When Valkyria Chronicles released on the PlayStation 3, the art style and RTS gameplay of the title made fans out of many owners of the system. While many were expecting Sega to release the sequel again on the PlayStation 3, instead it was dropped that Sega would be developing Valkyria Chronicles II for the PlayStation Portable.

This late into the life cycle of the PlayStation Portable, most developers have found how to best utilize the ability of the PSP to produce impressive graphics without sacrificing much. Sega has done that with Valkyria Chronicles II, releasing a title that looks visually impressive and retains the solid gameplay of its bigger sibling.

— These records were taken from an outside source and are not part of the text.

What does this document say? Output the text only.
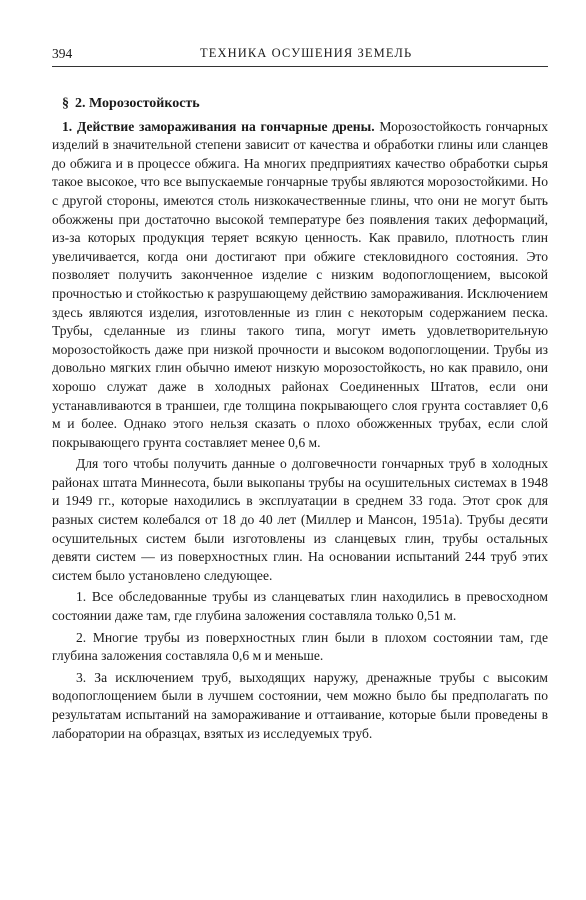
394	ТЕХНИКА ОСУШЕНИЯ ЗЕМЕЛЬ
§ 2. Морозостойкость

1. Действие замораживания на гончарные дрены. Морозостойкость гончарных изделий в значительной степени зависит от качества и обработки глины или сланцев до обжига и в процессе обжига. На многих предприятиях качество обработки сырья такое высокое, что все выпускаемые гончарные трубы являются морозостойкими. Но с другой стороны, имеются столь низкокачественные глины, что они не могут быть обожжены при достаточно высокой температуре без появления таких деформаций, из-за которых продукция теряет всякую ценность. Как правило, плотность глин увеличивается, когда они достигают при обжиге стекловидного состояния. Это позволяет получить законченное изделие с низким водопоглощением, высокой прочностью и стойкостью к разрушающему действию замораживания. Исключением здесь являются изделия, изготовленные из глин с некоторым содержанием песка. Трубы, сделанные из глины такого типа, могут иметь удовлетворительную морозостойкость даже при низкой прочности и высоком водопоглощении. Трубы из довольно мягких глин обычно имеют низкую морозостойкость, но как правило, они хорошо служат даже в холодных районах Соединенных Штатов, если они устанавливаются в траншеи, где толщина покрывающего слоя грунта составляет 0,6 м и более. Однако этого нельзя сказать о плохо обожженных трубах, если слой покрывающего грунта составляет менее 0,6 м.

Для того чтобы получить данные о долговечности гончарных труб в холодных районах штата Миннесота, были выкопаны трубы на осушительных системах в 1948 и 1949 гг., которые находились в эксплуатации в среднем 33 года. Этот срок для разных систем колебался от 18 до 40 лет (Миллер и Мансон, 1951а). Трубы десяти осушительных систем были изготовлены из сланцевых глин, трубы остальных девяти систем — из поверхностных глин. На основании испытаний 244 труб этих систем было установлено следующее.

1. Все обследованные трубы из сланцеватых глин находились в превосходном состоянии даже там, где глубина заложения составляла только 0,51 м.

2. Многие трубы из поверхностных глин были в плохом состоянии там, где глубина заложения составляла 0,6 м и меньше.

3. За исключением труб, выходящих наружу, дренажные трубы с высоким водопоглощением были в лучшем состоянии, чем можно было бы предполагать по результатам испытаний на замораживание и оттаивание, которые были проведены в лаборатории на образцах, взятых из исследуемых труб.
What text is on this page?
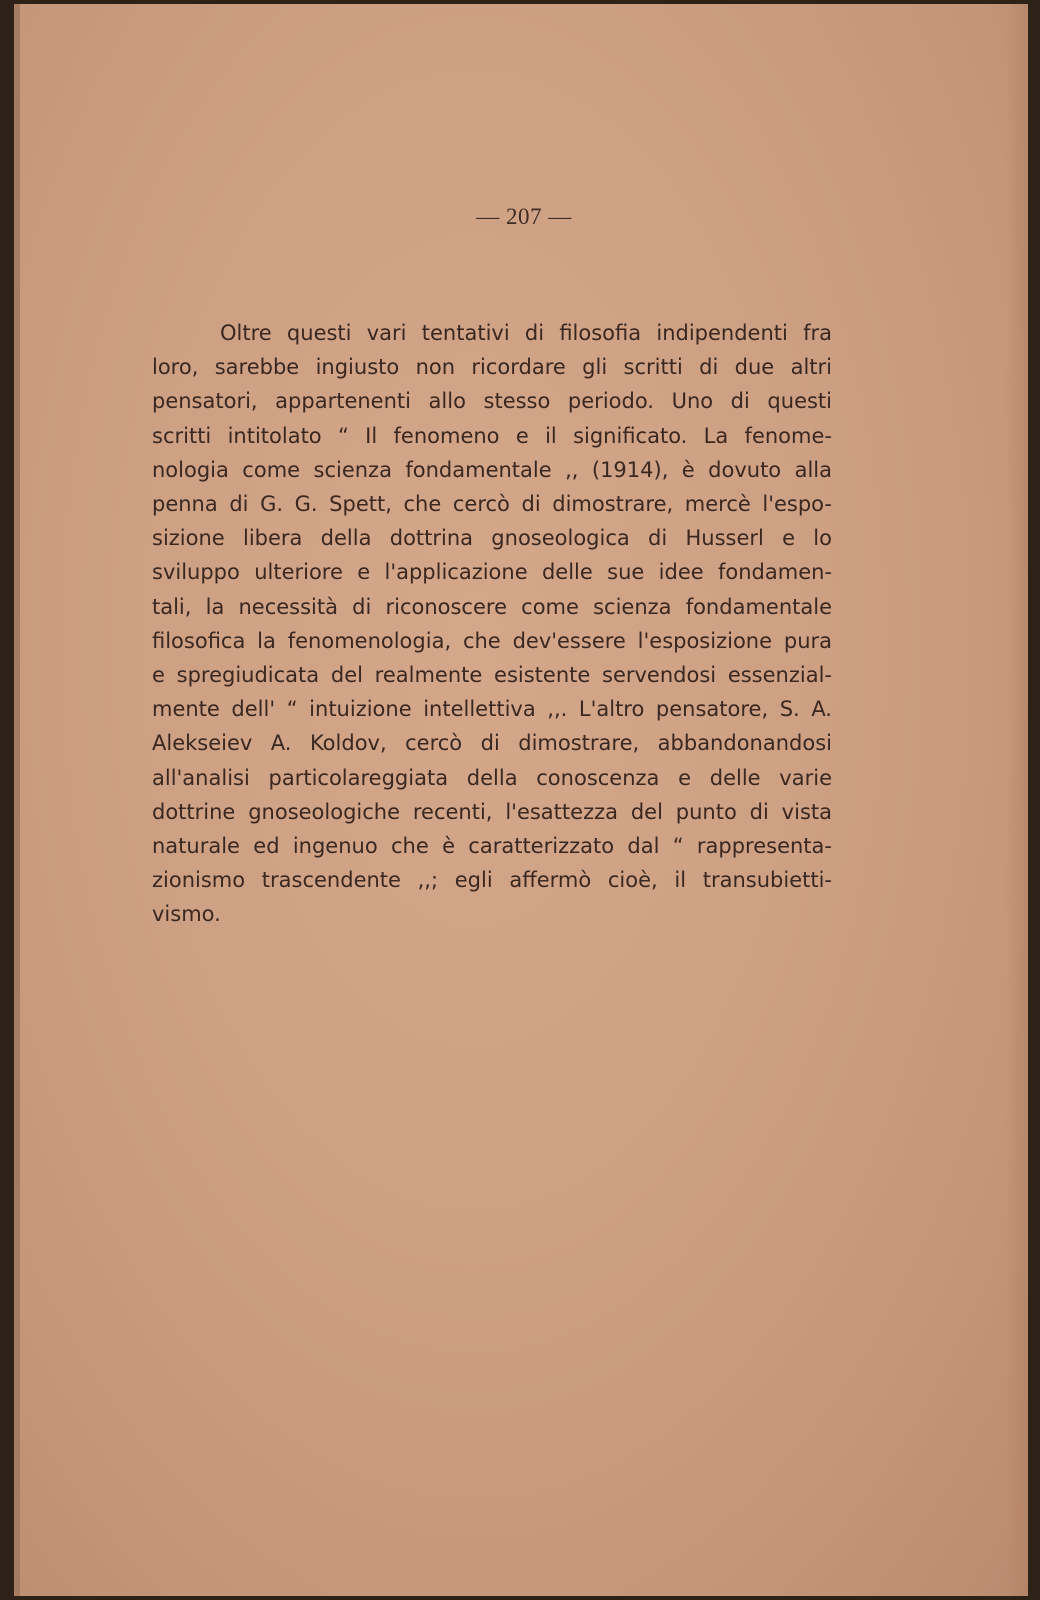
— 207 —

Oltre questi vari tentativi di filosofia indipendenti fra
loro, sarebbe ingiusto non ricordare gli scritti di due altri
pensatori, appartenenti allo stesso periodo. Uno di questi
scritti intitolato “ Il fenomeno e il significato. La fenome-
nologia come scienza fondamentale ,, (1914), è dovuto alla
penna di G. G. Spett, che cercò di dimostrare, mercè l'espo-
sizione libera della dottrina gnoseologica di Husserl e lo
sviluppo ulteriore e l'applicazione delle sue idee fondamen-
tali, la necessità di riconoscere come scienza fondamentale
filosofica la fenomenologia, che dev'essere l'esposizione pura
e spregiudicata del realmente esistente servendosi essenzial-
mente dell' “ intuizione intellettiva ,,. L'altro pensatore, S. A.
Alekseiev A. Koldov, cercò di dimostrare, abbandonandosi
all'analisi particolareggiata della conoscenza e delle varie
dottrine gnoseologiche recenti, l'esattezza del punto di vista
naturale ed ingenuo che è caratterizzato dal “ rappresenta-
zionismo trascendente ,,; egli affermò cioè, il transubietti-
vismo.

Story-wise, Valkyria Chronicles II deals with a civil war inside the nation of Gallia where Avan Hadrins learns of his brother’s death and begins attending the Lanseal Royal Military Academy to find out more about his brother and the secrets that aren’t being shared.

But from that plot emerges a narrative that is interesting, but otherwise a bit secondary to the strengths of the gameplay. Sega successfully imported the gameplay of the console title and revamped it to work with the controls of the PSP. Along with that they managed to add even more to the title in terms of units, and customizations.

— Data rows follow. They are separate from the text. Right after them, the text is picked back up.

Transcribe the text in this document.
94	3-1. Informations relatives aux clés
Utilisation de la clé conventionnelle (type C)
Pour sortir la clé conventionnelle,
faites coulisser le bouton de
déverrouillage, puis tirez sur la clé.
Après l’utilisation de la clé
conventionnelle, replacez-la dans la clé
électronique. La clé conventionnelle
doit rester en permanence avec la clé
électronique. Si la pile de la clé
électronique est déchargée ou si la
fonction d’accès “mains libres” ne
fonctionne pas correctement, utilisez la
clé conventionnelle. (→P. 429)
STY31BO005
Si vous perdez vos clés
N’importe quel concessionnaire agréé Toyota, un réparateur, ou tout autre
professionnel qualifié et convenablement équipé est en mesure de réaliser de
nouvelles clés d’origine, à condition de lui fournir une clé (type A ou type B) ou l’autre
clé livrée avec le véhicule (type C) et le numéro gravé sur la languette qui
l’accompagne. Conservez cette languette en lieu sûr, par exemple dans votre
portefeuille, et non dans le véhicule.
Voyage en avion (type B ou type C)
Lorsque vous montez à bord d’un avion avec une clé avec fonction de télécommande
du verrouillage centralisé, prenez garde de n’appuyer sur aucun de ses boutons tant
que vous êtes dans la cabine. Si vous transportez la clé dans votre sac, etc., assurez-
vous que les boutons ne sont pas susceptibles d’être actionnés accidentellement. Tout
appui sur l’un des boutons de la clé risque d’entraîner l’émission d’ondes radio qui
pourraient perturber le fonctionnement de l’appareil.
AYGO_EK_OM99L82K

There is a good amount of audio in the title, both voice acting and gameplay audio. While I would prefer to read more the text on-screen than listen to a lot of voice acting, Valkyria Chronicles II does a good job of not forcing annoying voices into your ears. The title uses dating sim-like visuals during conversations merging one-sheet expressions with a little bit of animation to convey emotions.

But obviously, the RTS gameplay is where the strengths of the title lie and it feels just like the original. The successful move of the controls helps the title feel solid without any problems. But since it is so similar to the original, the difficulty that was in the PlayStation 3 original does rear its head here as well. The title does take careful planning and utilization of units to successfully complete the missions.

The difficulty with the title is that the load times are long, especially if you do not install the data of the title. But while it should be faster with one of the newer generation PlayStation Portables, my first generation does take some five to ten seconds to load scenes and somewhat longer to load levels.

That is really the only detriment to the title, the long load times break up the flow and action of the title, but the portability of this great RTS title does belay those issues. Though the UMD drive does get a bit loud when loading.